In March of 2013, as the Wichita State Shockers surged toward the Final Four, many college basketball fans expressed disbelief that a small school could make such a huge impact on the Big Dance. Clearly, those observers were not from the heartland, or else they’d know that the squad from the Missouri Valley Conference actually has a lengthy, proud history of success.
The first Wichita basketball team took the court in 1906, while the university was still known as Fairmount College. Like many schools at this time, the early Wheatshockers squared off primarily against AAU outfits and other roving clubs. This arrangement lasted until about 1934, and it wasn’t until the 1953-54 season that the university became a real, formidable competitor. Under the guidance of coach Ralph Miller and powered by the excellent play of Cleo Littleton, the team won 27 games and made it to the postseason for the first time in school history. A huge sea change for the program occurred in 1955 when the team finally moved from playing in high school gymnasiums to an arena of their very own. Ten years later, the university would experience another new sensation: March Madness.

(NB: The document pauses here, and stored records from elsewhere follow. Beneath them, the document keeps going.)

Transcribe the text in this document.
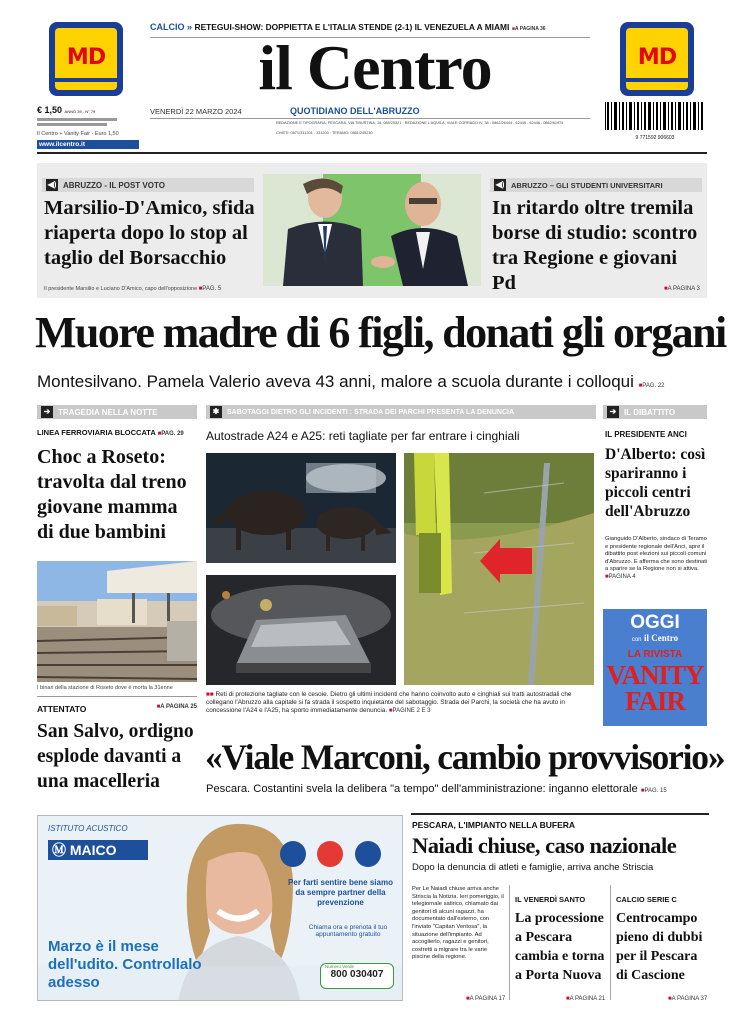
MD	MD
CALCIO » RETEGUI-SHOW: DOPPIETTA E L'ITALIA STENDE (2-1) IL VENEZUELA A MIAMI ■ A PAGINA 36
il Centro
VENERDÌ 22 MARZO 2024	QUOTIDIANO DELL'ABRUZZO
REDAZIONE E TIPOGRAFIA: PESCARA, VIA TIBURTINA, 16, 085/20521 · REDAZIONE L'AQUILA, VIALE CORRADO IV, 38 - 0862/26444 - 62445 - 62446 - 0862/61974
CHIETI: 0871/331201 - 331200 · TERAMO: 0861/245230
€ 1,50 ANNO 39 - N° 79
Il Centro + Vanity Fair - Euro 1,50
www.ilcentro.it
9 771592 906603
◀) ABRUZZO - IL POST VOTO
Marsilio-D'Amico, sfida riaperta dopo lo stop al taglio del Borsacchio
Il presidente Marsilio e Luciano D'Amico, capo dell'opposizione ■ PAG. 5
◀) ABRUZZO – GLI STUDENTI UNIVERSITARI
In ritardo oltre tremila borse di studio: scontro tra Regione e giovani Pd	■ A PAGINA 3
Muore madre di 6 figli, donati gli organi
Montesilvano. Pamela Valerio aveva 43 anni, malore a scuola durante i colloqui ■ PAG. 22
➔ TRAGEDIA NELLA NOTTE
LINEA FERROVIARIA BLOCCATA ■ PAG. 29
Choc a Roseto: travolta dal treno giovane mamma di due bambini
I binari della stazione di Roseto dove è morta la 31enne
ATTENTATO	■ A PAGINA 25
San Salvo, ordigno esplode davanti a una macelleria
✱	SABOTAGGI DIETRO GLI INCIDENTI : STRADA DEI PARCHI PRESENTA LA DENUNCIA
Autostrade A24 e A25: reti tagliate per far entrare i cinghiali
■■ Reti di protezione tagliate con le cesoie. Dietro gli ultimi incidenti che hanno coinvolto auto e cinghiali sui tratti autostradali che collegano l'Abruzzo alla capitale si fa strada il sospetto inquietante del sabotaggio. Strada dei Parchi, la società che ha avuto in concessione l'A24 e l'A25, ha sporto immediatamente denuncia. ■ PAGINE 2 E 3
«Viale Marconi, cambio provvisorio»
Pescara. Costantini svela la delibera "a tempo" dell'amministrazione: inganno elettorale ■ PAG. 15
➔ IL DIBATTITO
IL PRESIDENTE ANCI
D'Alberto: così spariranno i piccoli centri dell'Abruzzo
Gianguido D'Alberto, sindaco di Teramo e presidente regionale dell'Anci, apre il dibattito post elezioni sui piccoli comuni d'Abruzzo. E afferma che sono destinati a sparire se la Regione non si attiva. ■ PAGINA 4
OGGI
con il Centro
LA RIVISTA
VANITY FAIR
ISTITUTO ACUSTICO
Ⓜ MAICO
Per farti sentire bene siamo da sempre partner della prevenzione
Marzo è il mese dell'udito. Controllalo adesso
Chiama ora e prenota il tuo appuntamento gratuito
Numero Verde
800 030407
PESCARA, L'IMPIANTO NELLA BUFERA
Naiadi chiuse, caso nazionale
Dopo la denuncia di atleti e famiglie, arriva anche Striscia
Per Le Naiadi chiuse arriva anche Striscia la Notizia. Ieri pomeriggio, il telegiornale satirico, chiamato dai genitori di alcuni ragazzi, ha documentato dall'esterno, con l'inviato "Capitan Ventosa", la situazione dell'impianto. Ad accoglierlo, ragazzi e genitori, costretti a migrare tra le varie piscine della regione.
■ A PAGINA 17
IL VENERDÌ SANTO
La processione a Pescara cambia e torna a Porta Nuova
■ A PAGINA 21
CALCIO SERIE C
Centrocampo pieno di dubbi per il Pescara di Cascione
■ A PAGINA 37
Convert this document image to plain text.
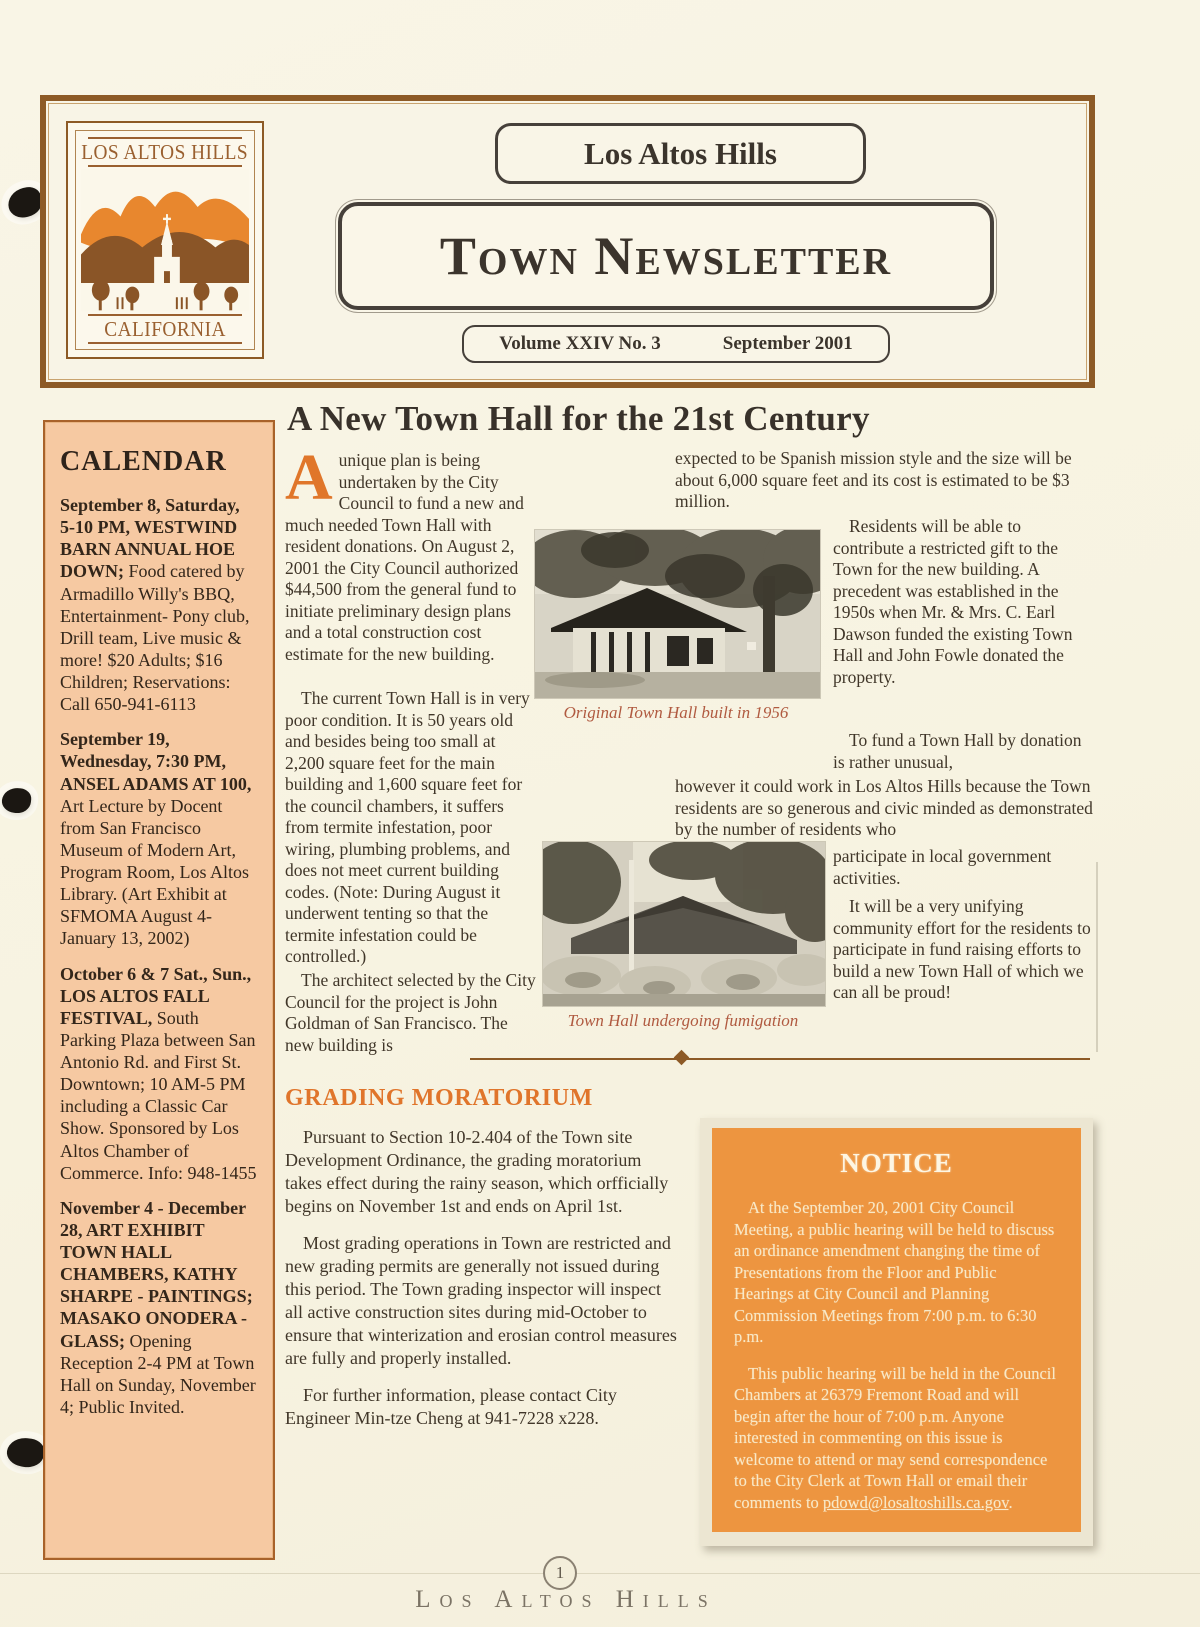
LOS ALTOS HILLS
CALIFORNIA
Los Altos Hills
Town Newsletter
Volume XXIV No. 3	September 2001
CALENDAR
September 8, Saturday, 5-10 PM, WESTWIND BARN ANNUAL HOE DOWN; Food catered by Armadillo Willy's BBQ, Entertainment- Pony club, Drill team, Live music & more! $20 Adults; $16 Children; Reservations: Call 650-941-6113
September 19, Wednesday, 7:30 PM, ANSEL ADAMS AT 100, Art Lecture by Docent from San Francisco Museum of Modern Art, Program Room, Los Altos Library. (Art Exhibit at SFMOMA August 4- January 13, 2002)
October 6 & 7 Sat., Sun., LOS ALTOS FALL FESTIVAL, South Parking Plaza between San Antonio Rd. and First St. Downtown; 10 AM-5 PM including a Classic Car Show. Sponsored by Los Altos Chamber of Commerce. Info: 948-1455
November 4 - December 28, ART EXHIBIT TOWN HALL CHAMBERS, KATHY SHARPE - PAINTINGS; MASAKO ONODERA - GLASS; Opening Reception 2-4 PM at Town Hall on Sunday, November 4; Public Invited.
A New Town Hall for the 21st Century
Aunique plan is being undertaken by the City Council to fund a new and much needed Town Hall with resident donations. On August 2, 2001 the City Council authorized $44,500 from the general fund to initiate preliminary design plans and a total construction cost estimate for the new building.
The current Town Hall is in very poor condition. It is 50 years old and besides being too small at 2,200 square feet for the main building and 1,600 square feet for the council chambers, it suffers from termite infestation, poor wiring, plumbing problems, and does not meet current building codes. (Note: During August it underwent tenting so that the termite infestation could be controlled.)
The architect selected by the City Council for the project is John Goldman of San Francisco. The new building is
expected to be Spanish mission style and the size will be about 6,000 square feet and its cost is estimated to be $3 million.
Residents will be able to contribute a restricted gift to the Town for the new building. A precedent was established in the 1950s when Mr. & Mrs. C. Earl Dawson funded the existing Town Hall and John Fowle donated the property.
To fund a Town Hall by donation is rather unusual,
however it could work in Los Altos Hills because the Town residents are so generous and civic minded as demonstrated by the number of residents who
participate in local government activities.
It will be a very unifying community effort for the residents to participate in fund raising efforts to build a new Town Hall of which we can all be proud!
Original Town Hall built in 1956
Town Hall undergoing fumigation
GRADING MORATORIUM

Pursuant to Section 10-2.404 of the Town site Development Ordinance, the grading moratorium takes effect during the rainy season, which orfficially begins on November 1st and ends on April 1st.

Most grading operations in Town are restricted and new grading permits are generally not issued during this period. The Town grading inspector will inspect all active construction sites during mid-October to ensure that winterization and erosian control measures are fully and properly installed.

For further information, please contact City Engineer Min-tze Cheng at 941-7228 x228.

NOTICE

At the September 20, 2001 City Council Meeting, a public hearing will be held to discuss an ordinance amendment changing the time of Presentations from the Floor and Public Hearings at City Council and Planning Commission Meetings from 7:00 p.m. to 6:30 p.m.

This public hearing will be held in the Council Chambers at 26379 Fremont Road and will begin after the hour of 7:00 p.m. Anyone interested in commenting on this issue is welcome to attend or may send correspondence to the City Clerk at Town Hall or email their comments to pdowd@losaltoshills.ca.gov.

1
Los Altos Hills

The 1964-65 season would be bittersweet for Wichita State fans. Fresh off of making their debut in the NCAA tournament the season before, the team also had their first-ever All-American in big man Dave “The Rave” Stallworth. However, Stallworth’s eligibility ran out in January, and the team had to carry on without him. Despite battling all the way to an inaugural Final Four appearance, the Shockers wouldn’t return to the national conversation until the ‘80s.
An incredible run during the ‘81 tourney would see the team playing in the Elite Eight, but it was the arrival of the “X-Man” the following fall that really captured the attention of fans. Arriving from South Carolina, hard-nosed Xavier McDaniel was a force on both ends of the floor. In his senior year, “X” became the first player in NCAA history to lead the nation in both points and rebounds. Like Stallworth before him, McDaniel would go on to enjoy a solid career in the NBA.
While the team would qualify for the tourney in both ‘87 and ‘88, Wichita State’s ascension as a basketball powerhouse didn’t really begin until the new millennium. A Sweet Sixteen appearance in 2006 would start the charge, but it was Coach Gregg Marshall’s 2012 and 2013 teams that would really turn heads. Back-to-back seasons of 30-plus wins, as well as the school’s second Final Four appearance, put Wichita State back on the map.
At the Charles Koch Arena, optimism has reached an all-time high. The Shockers have proven that they can hang with the big schools, and fans nationwide have taken notice. While they may not have the bells and whistles of other universities, Wichita State has one thing that no one else can claim: a remarkable ability to crash the party time and time again and always leave as the belle of the ball.